Here’s more information from Bridges Consulting, LLC.
What Is Revenue-Based Financing?
Revenue-based financing exchanges current funding for future revenue. Unlike equity financing, which gives investors equity in exchange for funding, revenue-based financing provides investors with a percentage of the company’s revenue. It’s a flexible funding option that lets founders retain full control of their company. Not only that but with payments proportional to revenue, you don’t have to worry about getting suffocated by debt during slowdowns.
In a revenue-based financing agreement, terms are set including:
- Principal: The amount borrowed, paid as a lump sum.
- Payment terms: This establishes the percentage of monthly revenue to be applied toward repayment.
- Repayment cap: Set as a multiple of the principal loan amount, this is the total amount repaid to the investor.
Pros and Cons of Revenue-Based Financing
Flexible payments and no loss of equity are the obvious perks of revenue-based financing, but what other pros and cons should entrepreneurs eyeballing this financing method consider?
- Can be obtained quickly compared to other financing methods.
- Longer repayment terms and larger financing amounts compared to other debt financing.
- No equity dilution — borrowers retain control of their company.
- Personal collateral is not required.
- Flexible eligibility requirements are well-suited to startups.
- Payments are scaled to revenue — you can never owe more than you earn.
- Lower funding limits than equity financing.
- It can take a long time to pay off debt.
- It may tie up capital if your company is more successful than anticipated.
- Not well-suited to brand new businesses, businesses with low profit margins, or those operating at a deficit.
Who Should Use Revenue-Based Financing?
Revenue-based financing is best suited to startups with strong revenue and growth projections.
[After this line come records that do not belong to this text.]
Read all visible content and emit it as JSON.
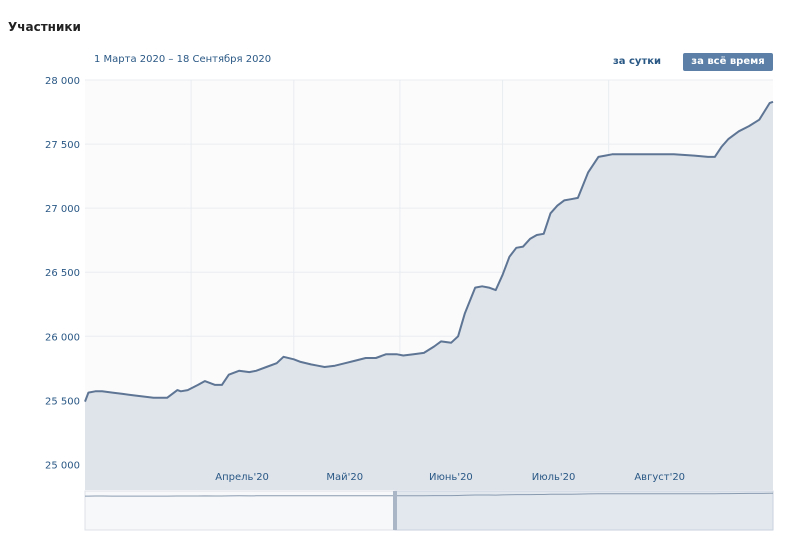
{
  "header": {
    "title": "Участники",
    "date_range": "1 Марта 2020 – 18 Сентября 2020"
  },
  "toolbar": {
    "daily_label": "за сутки",
    "all_time_label": "за всё время",
    "active": "all_time"
  },
  "colors": {
    "line": "#5e7594",
    "fill": "#dfe4eb",
    "grid": "#e9ecf0",
    "tick_text": "#2a5885",
    "button_active_bg": "#5b7fa6"
  },
  "chart_data": {
    "type": "area",
    "title": "Участники",
    "ylim": [
      24800,
      28000
    ],
    "yticks": [
      25000,
      25500,
      26000,
      26500,
      27000,
      27500,
      28000
    ],
    "ytick_labels": [
      "25 000",
      "25 500",
      "26 000",
      "26 500",
      "27 000",
      "27 500",
      "28 000"
    ],
    "xticks": [
      "2020-04-01",
      "2020-05-01",
      "2020-06-01",
      "2020-07-01",
      "2020-08-01"
    ],
    "xtick_labels": [
      "Апрель'20",
      "Май'20",
      "Июнь'20",
      "Июль'20",
      "Август'20"
    ],
    "grid": true,
    "series": [
      {
        "x": [
          "2020-03-01",
          "2020-03-02",
          "2020-03-04",
          "2020-03-06",
          "2020-03-09",
          "2020-03-12",
          "2020-03-15",
          "2020-03-18",
          "2020-03-21",
          "2020-03-25",
          "2020-03-28",
          "2020-03-29",
          "2020-03-31",
          "2020-04-03",
          "2020-04-05",
          "2020-04-08",
          "2020-04-10",
          "2020-04-12",
          "2020-04-15",
          "2020-04-18",
          "2020-04-20",
          "2020-04-23",
          "2020-04-26",
          "2020-04-28",
          "2020-05-01",
          "2020-05-03",
          "2020-05-06",
          "2020-05-08",
          "2020-05-10",
          "2020-05-13",
          "2020-05-16",
          "2020-05-19",
          "2020-05-22",
          "2020-05-25",
          "2020-05-28",
          "2020-05-31",
          "2020-06-02",
          "2020-06-05",
          "2020-06-08",
          "2020-06-11",
          "2020-06-13",
          "2020-06-16",
          "2020-06-18",
          "2020-06-20",
          "2020-06-23",
          "2020-06-25",
          "2020-06-27",
          "2020-06-29",
          "2020-07-01",
          "2020-07-03",
          "2020-07-05",
          "2020-07-07",
          "2020-07-09",
          "2020-07-11",
          "2020-07-13",
          "2020-07-15",
          "2020-07-17",
          "2020-07-19",
          "2020-07-21",
          "2020-07-23",
          "2020-07-26",
          "2020-07-29",
          "2020-07-31",
          "2020-08-02",
          "2020-08-04",
          "2020-08-07",
          "2020-08-12",
          "2020-08-20",
          "2020-08-26",
          "2020-08-30",
          "2020-09-01",
          "2020-09-03",
          "2020-09-05",
          "2020-09-08",
          "2020-09-11",
          "2020-09-14",
          "2020-09-17",
          "2020-09-18"
        ],
        "y": [
          25490,
          25560,
          25570,
          25570,
          25560,
          25550,
          25540,
          25530,
          25520,
          25520,
          25580,
          25570,
          25580,
          25620,
          25650,
          25620,
          25620,
          25700,
          25730,
          25720,
          25730,
          25760,
          25790,
          25840,
          25820,
          25800,
          25780,
          25770,
          25760,
          25770,
          25790,
          25810,
          25830,
          25830,
          25860,
          25860,
          25850,
          25860,
          25870,
          25920,
          25960,
          25950,
          26000,
          26180,
          26380,
          26390,
          26380,
          26360,
          26480,
          26620,
          26690,
          26700,
          26760,
          26790,
          26800,
          26960,
          27020,
          27060,
          27070,
          27080,
          27280,
          27400,
          27410,
          27420,
          27420,
          27420,
          27420,
          27420,
          27410,
          27400,
          27400,
          27480,
          27540,
          27600,
          27640,
          27690,
          27820,
          27830
        ]
      }
    ]
  }
}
While you don’t need high credit or years of business history as traditional business lenders require, RBF investors do want to see consistently high revenue and a plan for profitability. Businesses need to have their story and documentation in order before applying for revenue-based financing.
As a result of these requirements, revenue-based financing firms tend to focus their attention on tech and e-commerce companies. SaaS companies and other startups with subscription-based revenue models are a good fit for revenue-based financing since subscriptions generate reliable cash flow.
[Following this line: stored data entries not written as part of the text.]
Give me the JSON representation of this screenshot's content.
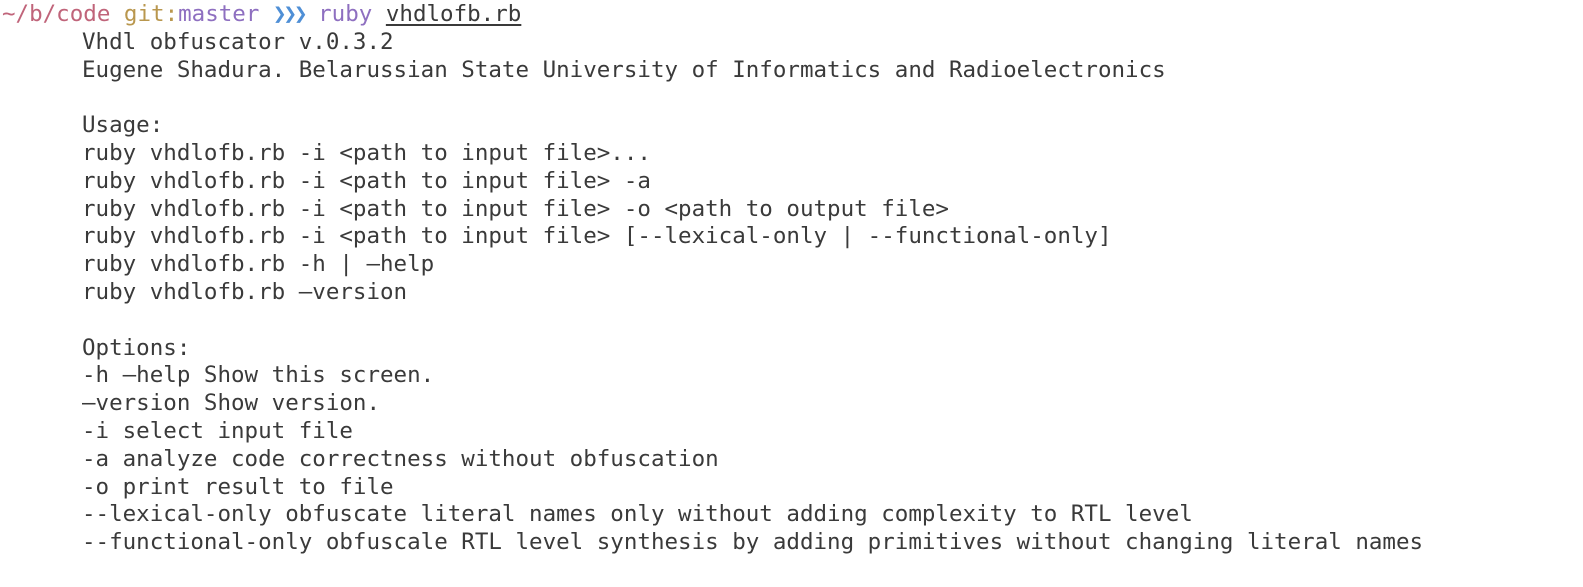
{
  "prompt": {
    "cwd": "~/b/code",
    "git_label": "git",
    "separator": ":",
    "branch": "master",
    "arrows": "❯❯❯",
    "command": "ruby",
    "argument": "vhdlofb.rb"
  },
  "output": {
    "header": [
      "Vhdl obfuscator v.0.3.2",
      "Eugene Shadura. Belarussian State University of Informatics and Radioelectronics"
    ],
    "usage_title": "Usage:",
    "usage": [
      "ruby vhdlofb.rb -i <path to input file>...",
      "ruby vhdlofb.rb -i <path to input file> -a",
      "ruby vhdlofb.rb -i <path to input file> -o <path to output file>",
      "ruby vhdlofb.rb -i <path to input file> [--lexical-only | --functional-only]",
      "ruby vhdlofb.rb -h | –help",
      "ruby vhdlofb.rb –version"
    ],
    "options_title": "Options:",
    "options": [
      "-h –help Show this screen.",
      "–version Show version.",
      "-i select input file",
      "-a analyze code correctness without obfuscation",
      "-o print result to file",
      "--lexical-only obfuscate literal names only without adding complexity to RTL level",
      "--functional-only obfuscale RTL level synthesis by adding primitives without changing literal names"
    ]
  }
}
This also means you won’t be able to apply for revenue-based financing the day after incorporating or forming an LLC and designating your registered agent on LLC paperwork. Generally, founders turn to revenue-based financing when they’re ready to accelerate growth after a period of bootstrapping. Instead of relinquishing equity to a venture capital firm or angel investor, founders can use revenue-based financing to scale up the recurring parts of their business.
While revenue-based financing is unlikely to replace traditional bank lending and venture capital in the fundraising process, it’s a flexible alternative at a time when founders need options. Not only is traditional debt financing hard to secure for early-stage startups, but founders are starting to push back against the expectation that they have to give up equity in exchange for growth capital.